The Stationery Shop was one of Newsweek’s 30 Best Summer Books, a Real Simple magazine Top Editor’s Pick, an Indie Next Pick, and an excerpt was nominated for a Pushcart Prize.
Marjan’s debut novel, Together Tea, was a Massachusetts Book Award Finalist, an NPR WBUR Good Read, and a Target Emerging Author Selection and has been translated into several languages and adapted for the stage.
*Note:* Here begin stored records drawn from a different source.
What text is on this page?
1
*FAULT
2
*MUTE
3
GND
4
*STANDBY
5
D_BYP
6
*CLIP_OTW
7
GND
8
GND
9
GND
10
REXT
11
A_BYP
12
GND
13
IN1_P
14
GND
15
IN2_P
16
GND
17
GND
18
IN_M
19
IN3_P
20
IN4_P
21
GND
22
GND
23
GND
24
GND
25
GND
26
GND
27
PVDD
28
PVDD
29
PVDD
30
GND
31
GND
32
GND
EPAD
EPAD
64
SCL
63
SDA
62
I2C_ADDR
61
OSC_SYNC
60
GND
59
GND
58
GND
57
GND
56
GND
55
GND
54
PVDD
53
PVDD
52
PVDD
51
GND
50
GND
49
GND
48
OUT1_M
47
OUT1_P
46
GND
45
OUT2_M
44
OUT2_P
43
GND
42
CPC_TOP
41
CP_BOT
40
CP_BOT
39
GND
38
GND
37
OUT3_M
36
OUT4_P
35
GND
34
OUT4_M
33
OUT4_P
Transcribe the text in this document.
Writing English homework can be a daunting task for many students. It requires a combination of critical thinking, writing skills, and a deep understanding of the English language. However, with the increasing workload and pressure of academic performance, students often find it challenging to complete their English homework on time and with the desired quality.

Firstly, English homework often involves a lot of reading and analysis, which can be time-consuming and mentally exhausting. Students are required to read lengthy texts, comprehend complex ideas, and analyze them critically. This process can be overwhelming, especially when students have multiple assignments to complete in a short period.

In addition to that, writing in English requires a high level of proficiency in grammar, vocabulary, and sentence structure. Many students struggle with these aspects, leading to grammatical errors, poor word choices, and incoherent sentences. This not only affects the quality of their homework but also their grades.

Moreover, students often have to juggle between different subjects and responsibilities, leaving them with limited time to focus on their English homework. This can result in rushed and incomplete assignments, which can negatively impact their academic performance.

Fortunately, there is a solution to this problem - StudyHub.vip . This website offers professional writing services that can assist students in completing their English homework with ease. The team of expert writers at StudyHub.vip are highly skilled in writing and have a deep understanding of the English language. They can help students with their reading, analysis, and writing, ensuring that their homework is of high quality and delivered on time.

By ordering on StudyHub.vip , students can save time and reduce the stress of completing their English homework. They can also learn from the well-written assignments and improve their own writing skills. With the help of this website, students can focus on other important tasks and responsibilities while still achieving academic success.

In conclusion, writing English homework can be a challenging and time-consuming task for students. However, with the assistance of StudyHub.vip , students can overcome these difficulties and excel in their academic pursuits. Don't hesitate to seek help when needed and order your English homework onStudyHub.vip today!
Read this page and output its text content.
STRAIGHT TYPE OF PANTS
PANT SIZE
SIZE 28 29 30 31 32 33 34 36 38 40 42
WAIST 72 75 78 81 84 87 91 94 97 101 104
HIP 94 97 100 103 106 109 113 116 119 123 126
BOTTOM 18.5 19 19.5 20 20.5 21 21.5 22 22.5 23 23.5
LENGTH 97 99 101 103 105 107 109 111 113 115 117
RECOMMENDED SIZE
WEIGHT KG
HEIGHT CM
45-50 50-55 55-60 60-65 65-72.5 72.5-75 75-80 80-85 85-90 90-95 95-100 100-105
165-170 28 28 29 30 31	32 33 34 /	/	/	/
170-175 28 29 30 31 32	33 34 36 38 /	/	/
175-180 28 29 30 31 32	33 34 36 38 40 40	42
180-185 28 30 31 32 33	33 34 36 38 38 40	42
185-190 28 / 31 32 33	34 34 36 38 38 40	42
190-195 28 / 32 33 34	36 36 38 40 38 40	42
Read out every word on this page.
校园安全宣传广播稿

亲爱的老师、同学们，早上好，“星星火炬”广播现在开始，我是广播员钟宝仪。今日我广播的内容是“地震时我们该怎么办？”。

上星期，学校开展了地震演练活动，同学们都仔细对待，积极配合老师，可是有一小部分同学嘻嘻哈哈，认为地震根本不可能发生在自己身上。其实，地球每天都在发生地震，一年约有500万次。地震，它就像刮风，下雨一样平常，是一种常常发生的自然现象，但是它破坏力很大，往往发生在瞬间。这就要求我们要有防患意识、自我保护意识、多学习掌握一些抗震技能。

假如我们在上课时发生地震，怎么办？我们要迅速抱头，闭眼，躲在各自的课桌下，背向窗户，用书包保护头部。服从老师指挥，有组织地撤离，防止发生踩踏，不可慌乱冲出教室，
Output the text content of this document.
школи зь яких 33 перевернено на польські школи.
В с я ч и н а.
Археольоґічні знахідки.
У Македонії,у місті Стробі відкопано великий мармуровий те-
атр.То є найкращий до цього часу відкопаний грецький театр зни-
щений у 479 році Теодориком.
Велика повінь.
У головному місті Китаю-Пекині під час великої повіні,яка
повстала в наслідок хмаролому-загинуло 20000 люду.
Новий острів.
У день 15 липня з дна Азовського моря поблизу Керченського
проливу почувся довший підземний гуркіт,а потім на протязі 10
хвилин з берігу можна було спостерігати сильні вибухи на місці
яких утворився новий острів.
Marjan’s work has also been broadcast on BBC Radio 4 and published in two anthologies: Tremors and Let Me Tell You Where I’ve Been.
Marjan teaches writing at GrubStreet and lives with her husband and two children in the Boston area.
“Kamali paints an evocative portrait of 1950s Iran and its political upheaval, and she cleverly writes the heartbreak of Roya and Bahman’s romance to mirror the tragic recent history of their country. Simultaneously briskly paced and deeply moving, this will appeal to fans of Khaled Hosseini and should find a wide audience.”